From: "Eric W. Biederman" <ebiederm@xmission.com>

The expressions tsk->nsproxy->pid_ns and task_active_pid_ns
aka ns_of_pid(task_pid(tsk)) should have the same number of
cache line misses with the practical difference that
ns_of_pid(task_pid(tsk)) is released later in a processes life.

Furthermore by using task_active_pid_ns it becomes trivial
to write an unshare implementation for the the pid namespace.

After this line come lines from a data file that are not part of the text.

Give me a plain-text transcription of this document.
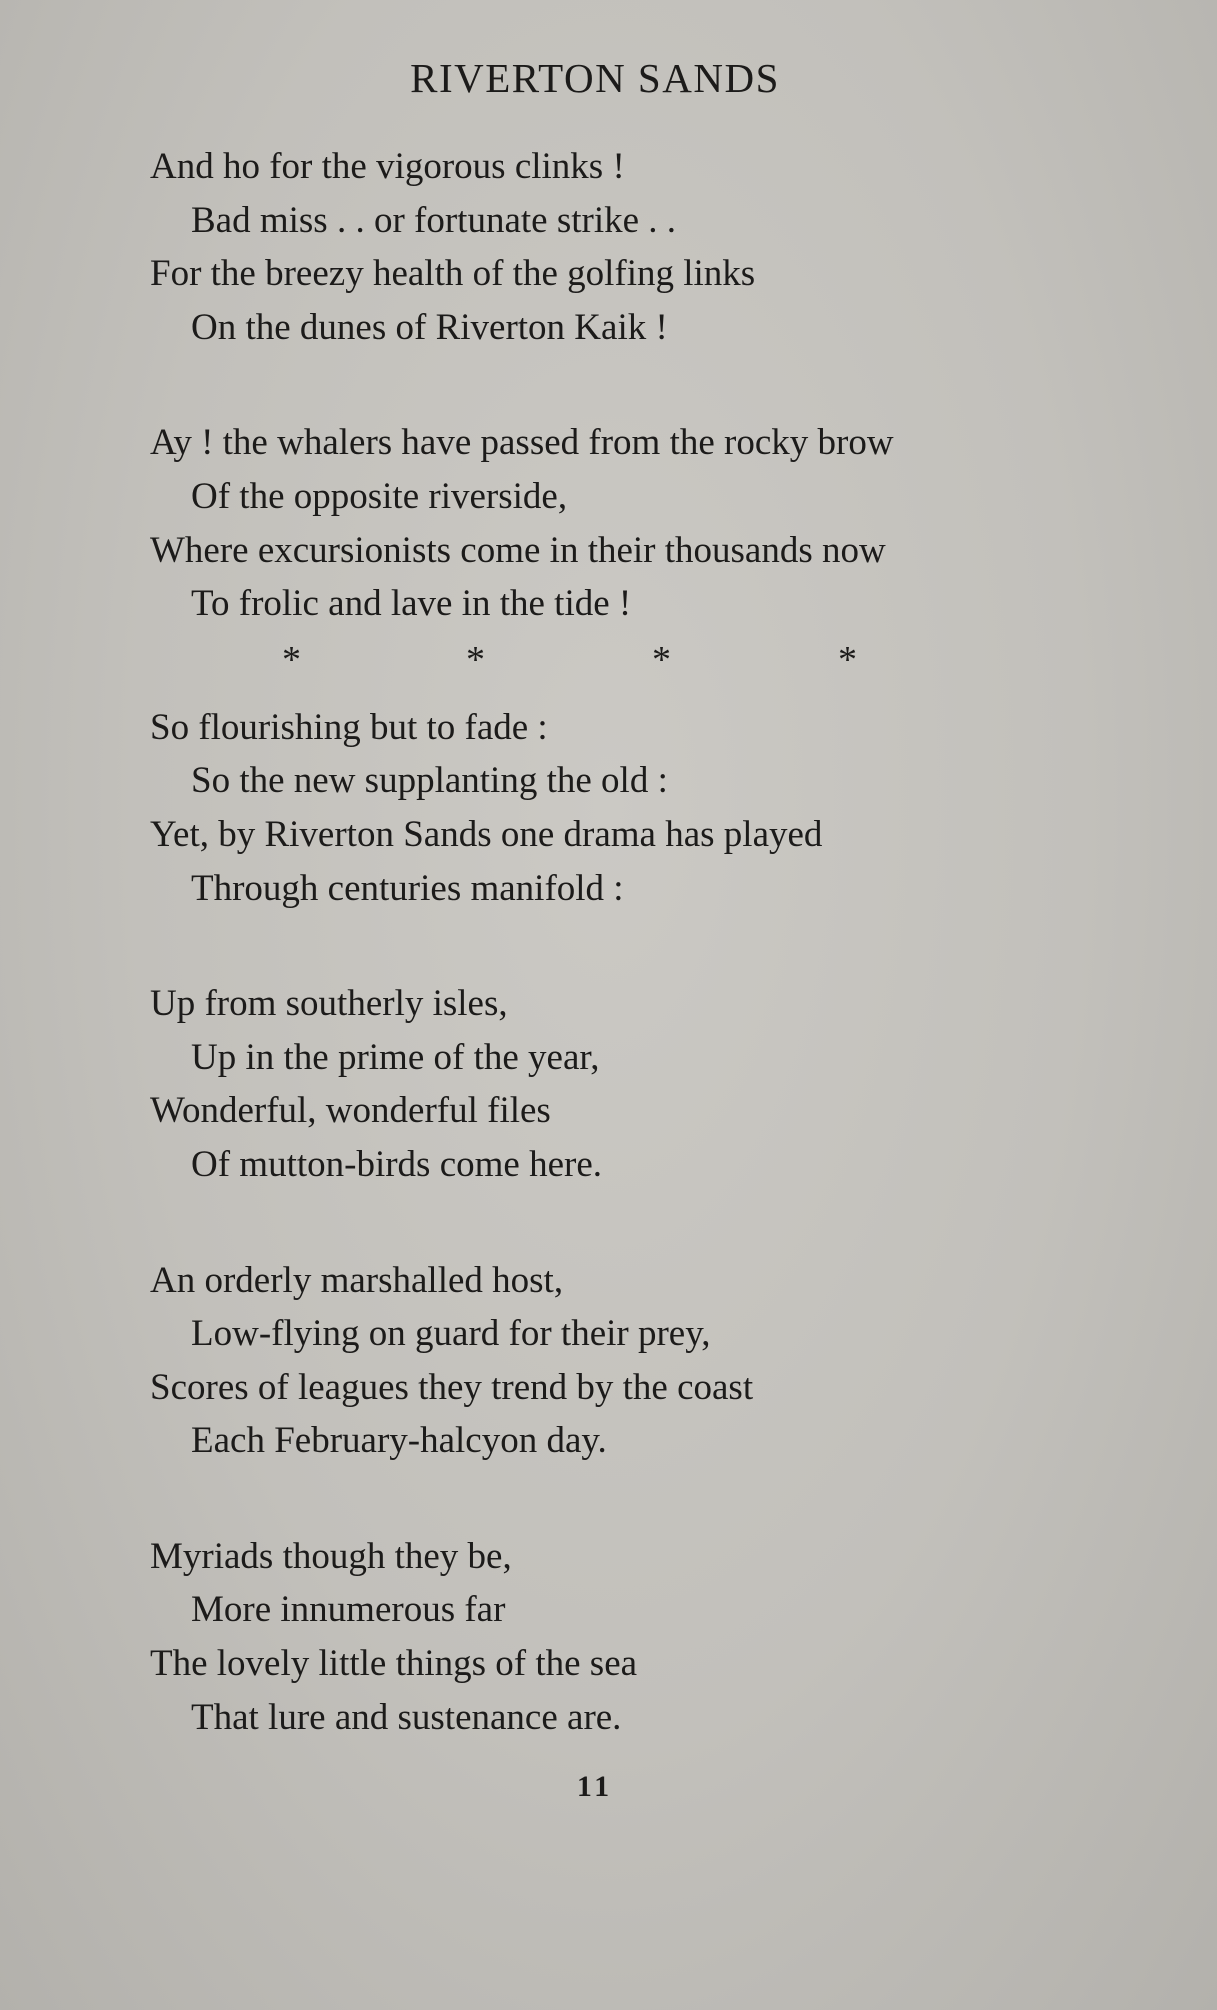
RIVERTON SANDS
And ho for the vigorous clinks !
Bad miss . . or fortunate strike . .
For the breezy health of the golfing links
On the dunes of Riverton Kaik !
Ay ! the whalers have passed from the rocky brow
Of the opposite riverside,
Where excursionists come in their thousands now
To frolic and lave in the tide !
*	*	*	*
So flourishing but to fade :
So the new supplanting the old :
Yet, by Riverton Sands one drama has played
Through centuries manifold :
Up from southerly isles,
Up in the prime of the year,
Wonderful, wonderful files
Of mutton-birds come here.
An orderly marshalled host,
Low-flying on guard for their prey,
Scores of leagues they trend by the coast
Each February-halcyon day.
Myriads though they be,
More innumerous far
The lovely little things of the sea
That lure and sustenance are.
11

So I have used task_active_pid_ns everywhere I can.

In fork since the pid has not yet been attached to the
process I use ns_of_pid, to achieve the same effect.

Signed-off-by: Eric W. Biederman <ebiederm@xmission.com>
---
 arch/powerpc/platforms/cell/spufs/sched.c |    2 +-
 arch/um/drivers/mconsole_kern.c           |    2 +-
 drivers/staging/android/binder.c          |    3 ++-
 fs/hppfs/hppfs.c                          |    2 +-
 fs/proc/root.c                            |    2 +-
 kernel/cgroup.c                           |    2 +-
 kernel/events/core.c                      |    2 +-
 kernel/fork.c                             |    2 +-
 kernel/nsproxy.c                          |    2 +-
 kernel/pid.c                              |    8 ++++----
 kernel/signal.c                           |    2 +-
 kernel/sysctl_binary.c                    |    2 +-
 12 files changed, 16 insertions(+), 15 deletions(-)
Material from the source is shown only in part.